When all the stars are properly aligned, then, the absorbed stream of information may lead to retrospective contemplation. But a monument like Mr. Eisenman's has the power to do that on the spot. Inducement to reflection and meditation is focused, monolithic, immediate. By pressing different buttons from those multifaceted didactic ones, a thoughtful monument evokes thought, then and there.
That, finally, brings me to our own practices in the United States. To a degree, Washington's Holocaust Memorial Museum serves both the didactic and the memorial function, though in the latter role not as successfully as Israel's Yad Vashem.
But if we leave aside these major establishments of world capitals, accounts about the United States are not encouraging. The Israel Science and Technology Homepage reports that to this date, we have created 23 Holocaust museums, not counting our little one in Pittsburgh that didn't make it onto the list. If you put aside actual Shoah sites, such as Dachau, Bergen-Belsen and Auschwitz, that is more than in all of the rest of the world together.

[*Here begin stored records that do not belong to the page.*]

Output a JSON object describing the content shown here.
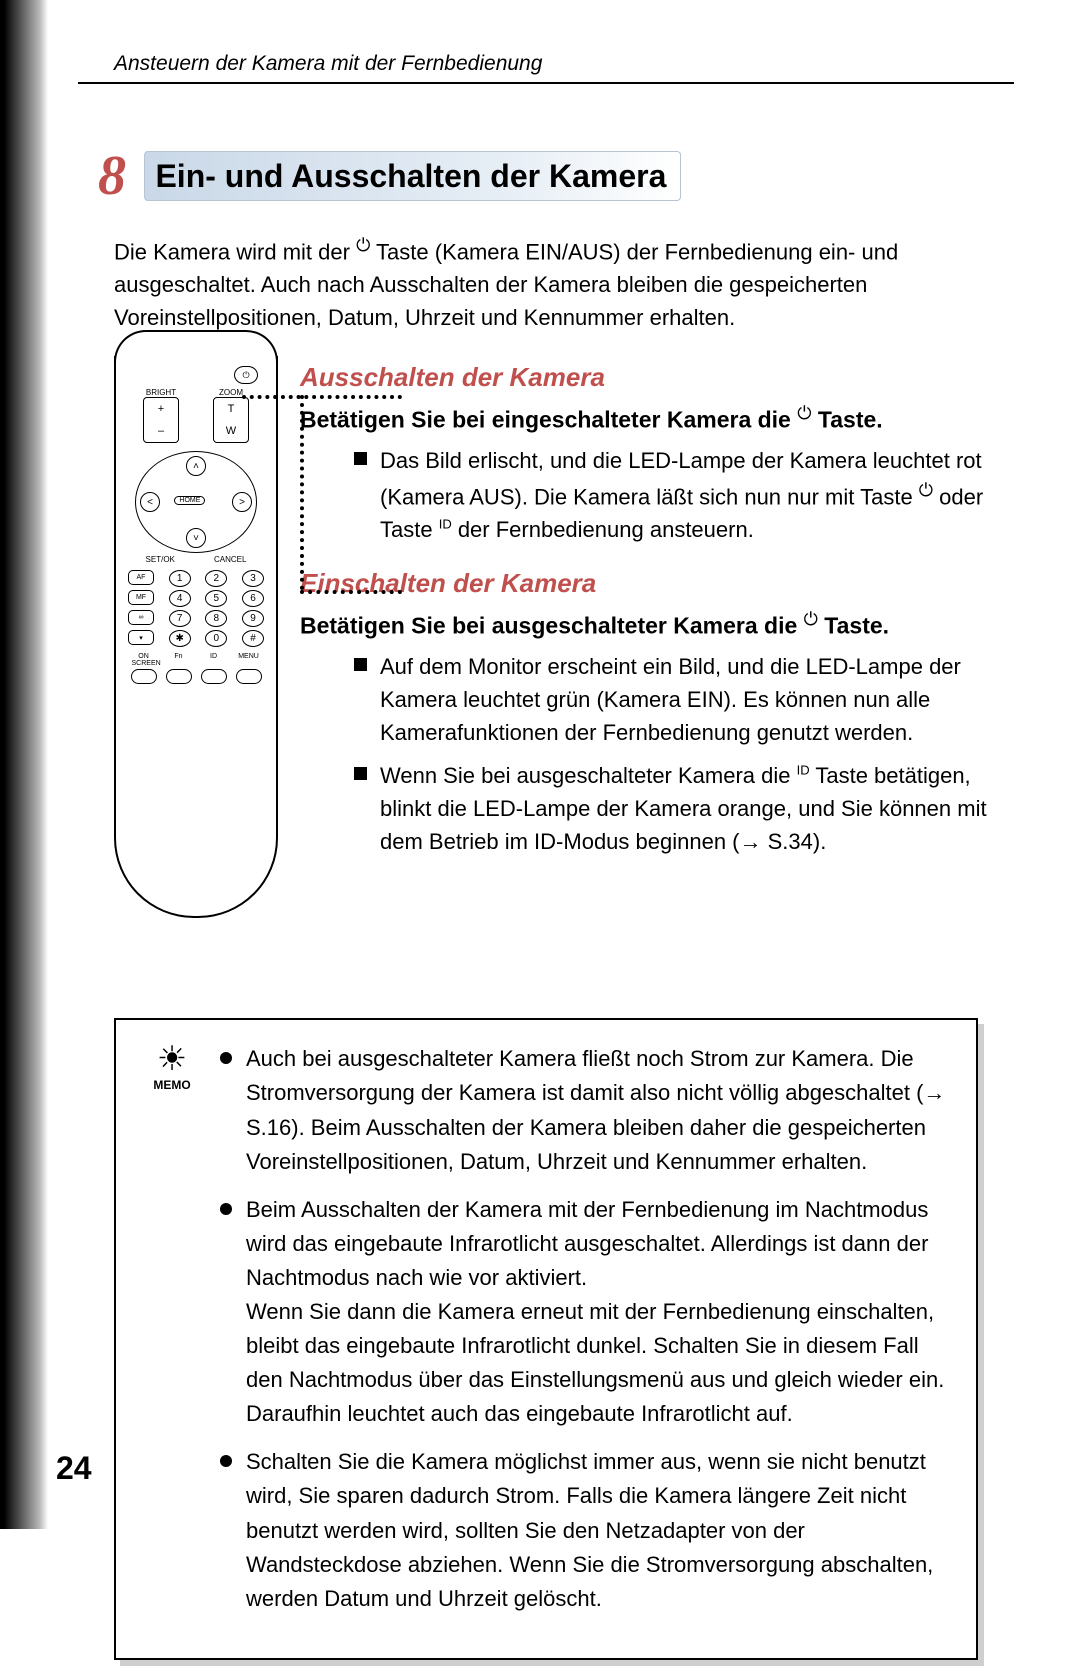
{
  "header": {
    "running": "Ansteuern der Kamera mit der Fernbedienung"
  },
  "chapter": {
    "num": "8",
    "title": "Ein- und Ausschalten der Kamera"
  },
  "intro": {
    "t1": "Die Kamera wird mit der ",
    "t2": " Taste (Kamera EIN/AUS) der Fernbedienung ein- und ausgeschaltet. Auch nach Ausschalten der Kamera bleiben die gespeicherten Voreinstellpositionen, Datum, Uhrzeit und Kennummer erhalten."
  },
  "remote": {
    "bright": "BRIGHT",
    "zoom": "ZOOM",
    "plus": "+",
    "minus": "–",
    "t": "T",
    "w": "W",
    "home": "HOME",
    "setok": "SET/OK",
    "cancel": "CANCEL",
    "af": "AF",
    "mf": "MF",
    "k1": "1",
    "k2": "2",
    "k3": "3",
    "k4": "4",
    "k5": "5",
    "k6": "6",
    "k7": "7",
    "k8": "8",
    "k9": "9",
    "k0": "0",
    "ks": "✱",
    "kh": "#",
    "onscreen": "ON SCREEN",
    "fn": "Fn",
    "id": "ID",
    "menu": "MENU"
  },
  "sec1": {
    "h": "Ausschalten der Kamera",
    "step_a": "Betätigen Sie bei eingeschalteter Kamera die ",
    "step_b": " Taste.",
    "b1_a": "Das Bild erlischt, und die LED-Lampe der Kamera leuchtet rot (Kamera AUS). Die Kamera läßt sich nun nur mit Taste ",
    "b1_b": " oder Taste ",
    "b1_c": " der Fernbedienung ansteuern."
  },
  "sec2": {
    "h": "Einschalten der Kamera",
    "step_a": "Betätigen Sie bei ausgeschalteter Kamera die ",
    "step_b": " Taste.",
    "b1": "Auf dem Monitor erscheint ein Bild, und die LED-Lampe der Kamera leuchtet grün (Kamera EIN). Es können nun alle Kamerafunktionen der Fernbedienung genutzt werden.",
    "b2_a": "Wenn Sie bei ausgeschalteter Kamera die ",
    "b2_b": " Taste betätigen, blinkt die LED-Lampe der Kamera orange, und Sie können mit dem Betrieb im ID-Modus beginnen (→ S.34)."
  },
  "memo": {
    "label": "MEMO",
    "m1": "Auch bei ausgeschalteter Kamera fließt noch Strom zur Kamera. Die Stromversorgung der Kamera ist damit also nicht völlig abgeschaltet (→ S.16). Beim Ausschalten der Kamera bleiben daher die gespeicherten Voreinstellpositionen, Datum, Uhrzeit und Kennummer erhalten.",
    "m2": "Beim Ausschalten der Kamera mit der Fernbedienung im Nachtmodus wird das eingebaute Infrarotlicht ausgeschaltet. Allerdings ist dann der Nachtmodus nach wie vor aktiviert.\nWenn Sie dann die Kamera erneut mit der Fernbedienung einschalten, bleibt das eingebaute Infrarotlicht dunkel. Schalten Sie in diesem Fall den Nachtmodus über das Einstellungsmenü aus und gleich wieder ein. Daraufhin leuchtet auch das eingebaute Infrarotlicht auf.",
    "m3": "Schalten Sie die Kamera möglichst immer aus, wenn sie nicht benutzt wird, Sie sparen dadurch Strom. Falls die Kamera längere Zeit nicht benutzt werden wird, sollten Sie den Netzadapter von der Wandsteckdose abziehen. Wenn Sie die Stromversorgung abschalten, werden Datum und Uhrzeit gelöscht."
  },
  "icons": {
    "power": "⏻",
    "id": "ID",
    "sun": "☀"
  },
  "pagenum": "24",
  "colors": {
    "accent": "#c0504d",
    "grad1": "#c9d8e8"
  }
}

By way of contrast, the same source of information show there to be 24 Jewish museums in our land, while there are 57 in the rest of the world, not counting numerous museums in Israel.
Ours is the wrong ratio, a wrong view of history, the wrong way to present the contributions of the Jewish people to the world's history and the wrong way to commemorate the Shoah. We must hold on to an inclusive meaning of Never Forget. Forget not what they did, but remember, too, who they were to whom they did it. Let's stop building Holocaust museums and create Jewish museums instead.